There is a woman in town who was giving tatting classes. I originally taught this woman how to tat when I was working at Erickson's in the last century. She apologized to me for teaching Tatting as if it were taking away from something I was doing. I had moved on so I didn't mind, but even if there had been strong feelings involved, I would have to ask myself, what right would I have to corner the market on tatting lessons? I didn't invent tatting and nothing really innovative has happened with tatting in the last 100 years. It was practically a lost art, so if she was able to master the technique through practice and became proficient enough that she could teach it to others then maybe this art will not totally be lost. I say teach it to as many people as are interested and keep encouraging them to teach it to others as well so that maybe in time there will be some more innovations and the younger generation will find the joys of tatting and keep teaching to more of the generations to come. Once the last person who knows something dies they take that knowledge with them to the grave and then it will take hundreds of years to get it back through the normal progression of experimentation, practice and innovation.
The world of quilting is different from other forms of creative expression in that quilters are natural sharers and nurturers. That is the trait that got us in trouble in the first place and led to debacles like the Schlep bag controversy where we all grabbed a hold of a fairly easy technique and didn't bother to go buy the pattern. It has now passed from quilter to quilter so many times that most of us don't even know that it was a printed pattern to begin with let alone who the original designer was.
This is the worst case scenario on the topic of copyright, and yes, it is wrong. This is why the board of Rumpled Quilts-Kin quilting guild has deemed it necessary to stress the importance of not copying patterns for our friends.
But this does not apply to things that are taught.
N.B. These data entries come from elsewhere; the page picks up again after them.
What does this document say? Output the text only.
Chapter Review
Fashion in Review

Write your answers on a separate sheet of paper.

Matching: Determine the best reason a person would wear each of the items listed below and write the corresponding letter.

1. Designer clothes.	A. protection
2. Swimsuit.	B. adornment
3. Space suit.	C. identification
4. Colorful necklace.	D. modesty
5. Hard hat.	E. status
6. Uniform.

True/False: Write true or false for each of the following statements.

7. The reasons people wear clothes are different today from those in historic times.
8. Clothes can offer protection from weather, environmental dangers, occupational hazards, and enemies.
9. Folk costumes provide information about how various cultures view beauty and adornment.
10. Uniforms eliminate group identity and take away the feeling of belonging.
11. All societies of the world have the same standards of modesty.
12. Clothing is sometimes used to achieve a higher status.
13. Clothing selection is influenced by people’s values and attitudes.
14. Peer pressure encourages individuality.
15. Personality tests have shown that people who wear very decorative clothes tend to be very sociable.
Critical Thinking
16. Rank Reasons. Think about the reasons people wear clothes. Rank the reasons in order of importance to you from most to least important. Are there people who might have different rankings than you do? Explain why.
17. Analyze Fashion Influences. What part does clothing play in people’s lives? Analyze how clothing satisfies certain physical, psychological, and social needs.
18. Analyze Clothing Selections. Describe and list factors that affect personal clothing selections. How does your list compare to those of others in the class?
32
It states in the article that if you teach a technique that you have innovated, you then must accept that your students are going to use that knowledge to their own benefit if they can. You have no right to claim benefits from what your students do with that knowledge. I designed a bag that I call the "Wild Log Cabin bag" and eventually I will have the pattern ready to sell. I've given it to my students in the free-mo classes that I've taught and it's come back to me several times that my students have made these bags and started selling them at local bazaars and craft shows. That's great! Maybe someone who buys one of their bags for $30 will eventually see the pattern on sale for $8.00 and buy it so they can make their own. Or it could end up being another Schlep bag, because it's so easy that you don't really need a pattern for it, and that would be good too because it would give me bragging rights. Eventually I could go anywhere in the country and say, "You know that Crazy Log Cabin bag? I designed that." It would add to my expertise. I'm not going to get stuck on that one item and keep fighting with the idea that I need to be compensated from every person who ever made one. Life is too short. I give my skills to the Universe and the Universe blesses me with more new ideas.
This attitude of sharing ideas and innovations is the whole reason that quilting has had such a resurgence in the past 40 years. I have always maintained that quilters are the best people on the planet because we know the secret to life. To learn and create as much as we can and to share what we know with other like minded people so they can also learn and create and in this way we love each other with our creativity. This is what makes us happy and full of life. This is what makes us quilters.
I applaud Leah Day and her wisdom, her ideas, and her creativity. I applaud that she has the strength of purpose and the giving nature that allows her to give her creativity so freely. She too has been triply blessed by the Universe (read deity if you must) because she has even more to share as she grows in her craft.
Keep in mind that the copyright laws were written to protect the publishing industry, not to curtail creativity. Most quilt designers know this and truly wish to share their techniques with others. As a quilter I say, give the designers their due. As a designer I say, go forth and create!